Key learning points:
- In lab experiments, researchers observed a molecule called EGCG breaks up tau tangles extracted from Alzheimer’s disease brain tissue
- However, EGCG does not easily enter the human brain
- They found two other molecules – CNS-11 and CNS-17 – that act like EGCG to prevent tangles from spreading from cell to cell, but are better drug leads
Scientists at UCLA have used a molecule found in green tea to identify additional molecules that could break protein tangles in the brain thought to cause Alzheimer’s and similar diseases.
The green tea molecule, EGCG, is known to break down tau fibers — long, multi-layered filaments that form tangles that attack neurons, causing them to die.
In a paper published in Nature Communications, UCLA biochemists describe how EGCG snaps together tau fibers layer by layer. They also show how they discovered other molecules that would likely act similarly and be better potential drug candidates than EGCG, which cannot easily enter the brain. The finding opens up new possibilities to fight Alzheimer’s, Parkinson’s and related diseases by developing drugs that target the structure of tau fibers and other amyloid fibrils.
Thousands of J-shaped layers of tau molecules bound together form the type of amyloid fibrils known as tangles, first observed a century ago by Alois Alzheimer in the postmortem brain of a patient with dementia. These fibers grow and spread throughout the brain, killing neurons and causing brain atrophy. Many scientists believe that removing or destroying tau fibers can halt the progression of dementia.
“If we could break these fibers, maybe we could stop the death of neurons,” said David Eisenberg, a professor of chemistry and biochemistry at UCLA, whose lab led the new research. “The industry has generally failed to do that because they mainly used large antibodies that are difficult to get to the brain. Scientists have known for a few decades that there’s a molecule in green tea called EGCG that can break down amyloid fibers, and that’s where our work differs from the rest.”
EGCG has been studied extensively but has never worked as a drug for Alzheimer’s disease because its ability to dismantle tau fibers works best in water and it doesn’t easily enter cells or the brain. Once EGCG enters the bloodstream, it also binds to many proteins in addition to tau fibers, weakening its effectiveness.
To investigate the mechanisms by which EGCG breaks down tau fibers, the researchers extracted tau tangles from the brains of people who died of Alzheimer’s disease and incubated them with EGCG for varying lengths of time. Within three hours, half of the fibers had disappeared and the remaining fibers had partially broken down. After 24 hours all fibers had disappeared.
Fibrils in the middle stage of EGCG-induced degradation were rapidly frozen and images of these frozen samples showed how EGCG broke the fibrils into seemingly harmless pieces.
“The EGCG molecules bind to each layer of the fibers, but the molecules want to be closer together. As they move toward each other, the fibers break,” Eisenberg said.
Kevin Murray, who was a UCLA doctoral student at the time and now in the neurology department at Brown University, identified specific locations, called pharmacophores, on the tau fiber to which EGCG molecules were attached. He then ran computer simulations on a library of 60,000 brain and nervous system-friendly small molecules with the potential to bind to the same sites. He found several hundred molecules that were 25 atoms or less in size, all with the potential to bind even better to the tau fiber pharmacophores. Experiments on the key candidate molecules identified from the computational screening identified about half a dozen breaking the tau fibers.
“Using the supercomputing resources available at UCLA, we are able to virtually screen huge libraries of drugs before the need for wet lab experiments,” Murray said.

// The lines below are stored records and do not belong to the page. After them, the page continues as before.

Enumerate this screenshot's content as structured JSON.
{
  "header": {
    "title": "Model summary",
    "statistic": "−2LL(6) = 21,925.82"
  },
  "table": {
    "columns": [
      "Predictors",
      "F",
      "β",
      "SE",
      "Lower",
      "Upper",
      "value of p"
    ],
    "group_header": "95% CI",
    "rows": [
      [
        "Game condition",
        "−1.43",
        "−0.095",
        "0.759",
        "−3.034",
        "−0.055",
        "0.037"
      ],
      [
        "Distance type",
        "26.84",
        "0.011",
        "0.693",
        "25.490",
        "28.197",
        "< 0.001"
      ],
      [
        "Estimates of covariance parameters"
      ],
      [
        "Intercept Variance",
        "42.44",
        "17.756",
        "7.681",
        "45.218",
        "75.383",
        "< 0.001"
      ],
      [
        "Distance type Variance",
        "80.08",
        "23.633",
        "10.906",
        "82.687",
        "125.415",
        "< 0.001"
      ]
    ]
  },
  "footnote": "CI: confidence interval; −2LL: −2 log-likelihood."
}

A few of these top compounds, specifically molecules called CNS-11 and CNS-17, also kept the fibers from spreading from cell to cell. The authors think these molecules are candidates for drugs that could be developed to treat Alzheimer’s disease.

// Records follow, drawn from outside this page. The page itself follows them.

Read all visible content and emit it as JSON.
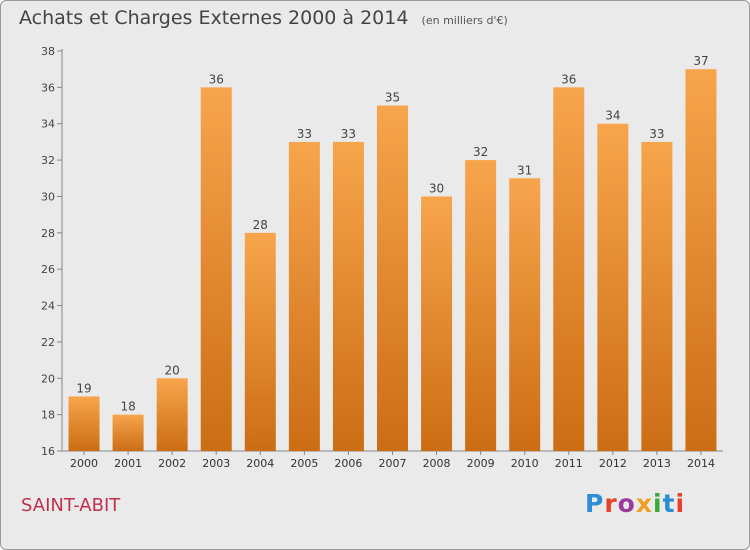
{
  "header": {
    "title": "Achats et Charges Externes 2000 à 2014",
    "unit_note": "(en milliers d'€)"
  },
  "footer": {
    "commune": "SAINT-ABIT",
    "brand": "Proxiti",
    "brand_colors": [
      "#2a8ed4",
      "#e8402a",
      "#9a3a9a",
      "#f0a020",
      "#3aa83a",
      "#2a8ed4",
      "#e8402a"
    ]
  },
  "colors": {
    "bar_top": "#f7a54c",
    "bar_bottom": "#cc6d14",
    "commune_text": "#c0304a",
    "background": "#eaeaea"
  },
  "chart_data": {
    "type": "bar",
    "title": "Achats et Charges Externes 2000 à 2014",
    "subtitle": "(en milliers d'€)",
    "xlabel": "",
    "ylabel": "",
    "categories": [
      "2000",
      "2001",
      "2002",
      "2003",
      "2004",
      "2005",
      "2006",
      "2007",
      "2008",
      "2009",
      "2010",
      "2011",
      "2012",
      "2013",
      "2014"
    ],
    "values": [
      19,
      18,
      20,
      36,
      28,
      33,
      33,
      35,
      30,
      32,
      31,
      36,
      34,
      33,
      37
    ],
    "ylim": [
      16,
      38
    ],
    "yticks": [
      16,
      18,
      20,
      22,
      24,
      26,
      28,
      30,
      32,
      34,
      36,
      38
    ],
    "grid": false,
    "data_labels": true
  }
}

“For cancer and many metabolic diseases, knowing the structure of the disease-causing protein has led to effective drugs that stop the disease-causing action,” Eisenberg said. “But it is only recently that scientists have learned about the structures of tau tangles. We have now identified small molecules that break down these fibers. The bottom line is that we’ve put Alzheimer’s disease and amyloid disease in general on the same basis as cancer, which is that that structure can be used to find drugs.”
CNS-11 isn’t a drug yet, but the authors call it a clue.

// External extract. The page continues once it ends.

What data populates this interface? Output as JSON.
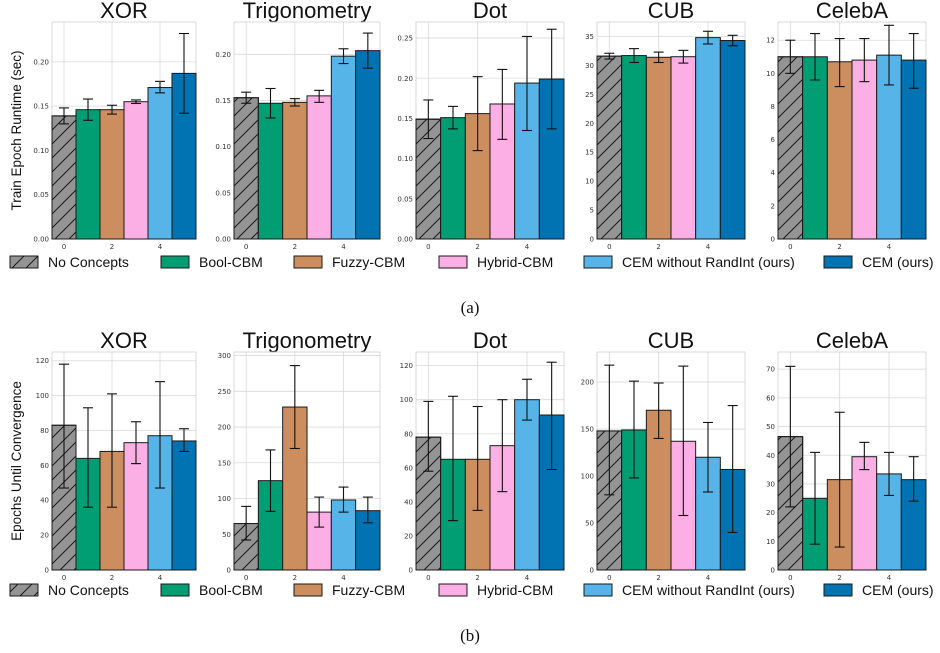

“By studying variations of this, which we’re doing, we can go from this lead to something that would be really good medicine,” Eisenberg said.
The article, “Structure-based discovery of small molecules that disaggregate in vitro tissue-derived Alzheimer’s disease tau fibrils,” was funded primarily by the National Institutes of Health’s Institute of Aging and the Howard Hughes Medical Institute.